Implications for African Development Goals
South Africa's electricity crisis is not merely a national problem. The country is the continent's most industrialised economy, and its energy trajectory affects regional supply chains, cross-border investment, and Africa's ability to meet development targets. Reliable and affordable electricity is foundational to achieving goals in health, education, and economic diversification across the continent. When South African manufacturers pay inflated electricity costs, goods become more expensive across southern Africa. When Eskom's load-shedding cuts power to mines and factories, workers in surrounding communities lose income. de Ruyter's analysis therefore carries implications beyond South Africa's borders, touching on the broader question of whether African economies can build the energy infrastructure needed to compete globally.

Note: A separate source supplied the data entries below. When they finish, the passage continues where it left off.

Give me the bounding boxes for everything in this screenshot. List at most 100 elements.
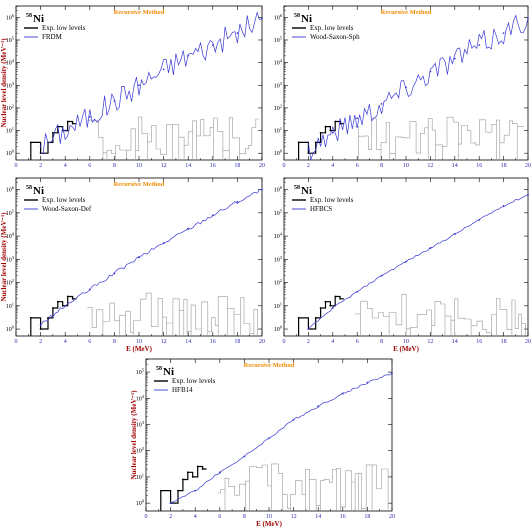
legend-entry: HFBCS <box>310 205 332 213</box>
x-tick-label: 2 <box>169 514 172 520</box>
data-point-exp <box>339 297 342 300</box>
data-point-exp <box>329 129 332 132</box>
y-tick-label: 104 <box>274 58 283 67</box>
x-tick-label: 10 <box>136 163 142 169</box>
x-tick-label: 0 <box>283 163 286 169</box>
data-point-model <box>39 145 42 148</box>
x-tick-label: 16 <box>476 339 482 345</box>
data-point-model <box>356 290 359 293</box>
x-tick-label: 20 <box>525 163 531 169</box>
y-tick-label: 100 <box>136 499 145 508</box>
data-point-exp <box>71 122 74 125</box>
y-tick-label: 101 <box>136 472 144 481</box>
data-point-exp <box>71 297 74 300</box>
data-point-model <box>366 381 369 384</box>
x-tick-label: 8 <box>380 339 383 345</box>
data-point-model <box>194 489 197 492</box>
series-line-exp-low-levels <box>30 120 77 160</box>
y-tick-label: 105 <box>274 208 283 217</box>
x-tick-label: 12 <box>427 339 433 345</box>
data-point-model <box>341 392 344 395</box>
y-tick-label: 100 <box>6 149 15 158</box>
data-point-exp <box>297 141 300 144</box>
y-axis-title: Nuclear level density (MeV⁻¹) <box>0 38 8 128</box>
y-tick-label: 100 <box>6 325 15 334</box>
data-point-exp <box>159 489 162 492</box>
data-point-exp <box>66 295 69 298</box>
data-point-model <box>502 204 505 207</box>
exp-histogram-grey <box>217 463 389 511</box>
x-tick-label: 20 <box>389 514 395 520</box>
x-tick-label: 2 <box>39 163 42 169</box>
legend-entry: Exp. low levels <box>172 377 216 385</box>
data-point-exp <box>29 317 32 319</box>
data-point-model <box>113 100 116 102</box>
y-tick-label: 104 <box>6 58 15 67</box>
data-point-model <box>236 32 239 35</box>
legend-entry: Exp. low levels <box>42 24 86 32</box>
data-point-model <box>502 32 505 35</box>
data-point-model <box>169 502 172 505</box>
series-line-model <box>308 194 529 329</box>
data-point-model <box>405 86 407 89</box>
x-tick-label: 18 <box>364 514 370 520</box>
data-point-exp <box>66 120 69 123</box>
data-point-model <box>292 419 295 421</box>
data-point-exp <box>177 489 179 492</box>
chart-panel-5: 0 2 4 6 8 10 12 14 16 18 20 100 101 102 103 104 105 Recur… <box>130 358 395 528</box>
y-tick-label: 105 <box>6 208 15 217</box>
data-point-exp <box>324 300 327 303</box>
series-line-model <box>170 373 393 504</box>
data-point-exp <box>186 471 189 474</box>
x-tick-label: 6 <box>356 163 359 169</box>
method-title: Recursive Method <box>381 9 432 16</box>
data-point-exp <box>47 317 49 319</box>
x-tick-label: 18 <box>234 163 240 169</box>
legend-entry: Wood-Saxon-Sph <box>310 33 360 41</box>
x-tick-label: 4 <box>64 163 67 169</box>
nucleus-mass-number: 58 <box>26 13 32 19</box>
data-point-model <box>527 17 529 20</box>
data-point-model <box>138 84 140 87</box>
x-tick-label: 6 <box>88 163 91 169</box>
data-point-model <box>307 148 310 151</box>
exp-histogram-grey <box>87 116 260 160</box>
chart-panel-3: 0 2 4 6 8 10 12 14 16 18 20 100 101 102 103 104 105 106 Re… <box>0 177 265 353</box>
x-tick-label: 10 <box>403 339 409 345</box>
data-point-model <box>380 274 383 277</box>
x-tick-label: 6 <box>356 339 359 345</box>
data-point-model <box>307 328 310 330</box>
exp-histogram-grey <box>87 292 258 336</box>
data-point-exp <box>319 307 322 309</box>
data-point-model <box>429 70 432 73</box>
nucleus-symbol: Ni <box>301 185 312 197</box>
x-tick-label: 16 <box>476 163 482 169</box>
x-tick-label: 20 <box>259 163 265 169</box>
data-point-model <box>218 471 221 474</box>
data-point-model <box>39 324 42 326</box>
x-tick-label: 14 <box>315 514 321 520</box>
data-point-exp <box>201 468 204 470</box>
x-tick-label: 10 <box>403 163 409 169</box>
x-tick-label: 10 <box>266 514 272 520</box>
data-point-model <box>162 242 165 244</box>
data-point-model <box>261 17 263 20</box>
x-tick-label: 18 <box>234 339 240 345</box>
x-tick-label: 16 <box>340 514 346 520</box>
x-tick-label: 6 <box>88 339 91 345</box>
y-tick-label: 106 <box>6 13 15 22</box>
data-point-exp <box>334 120 337 123</box>
x-tick-label: 8 <box>113 339 116 345</box>
nucleus-symbol: Ni <box>163 366 174 378</box>
legend-entry: Exp. low levels <box>310 196 354 204</box>
y-tick-label: 101 <box>274 301 282 310</box>
x-tick-label: 16 <box>210 339 216 345</box>
y-tick-label: 102 <box>6 103 14 112</box>
legend-entry: Exp. low levels <box>310 24 354 32</box>
data-point-model <box>236 200 239 203</box>
data-point-exp <box>52 307 54 309</box>
exp-histogram-grey <box>354 293 526 336</box>
y-tick-label: 106 <box>274 185 283 194</box>
series-line-exp-low-levels <box>298 120 345 160</box>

Private Sector and Renewable Energy Opportunities
Australia's experience showed that introducing more renewable generation does not automatically raise prices, contrary to a common assumption in South African policy circles. de Ruyter pointed to Australia's flourishing solar and wind sectors as evidence that private investment can drive down costs when market rules allow it. South Africa has begun rolling out rooftop solar incentives, but uptake among residential and commercial users has been uneven. Several large mining companies in the Northern Cape and Limpopo have already signed power purchase agreements with independent solar producers, bypassing Eskom entirely. These bilateral deals highlight the demand for cheaper electricity that the current system cannot meet.
What Comes Next
South Africa's government is currently reviewing electricity tariff structures ahead of the next regulatory period, with a decision expected before the end of the financial year. The energy regulator will face pressure from industrial lobby groups and consumer advocates with competing demands. de Ruyter urged South Africans to study the Australian example carefully, not as a perfect template but as proof that reform is possible when regulators and politicians work together. The question now is whether the next tariff decision moves toward the competition and efficiency gains he described, or whether political considerations once again defer the harder choices. Watch for the energy regulator's preliminary tariff proposal, expected within the next two months, to signal which direction the government intends to take.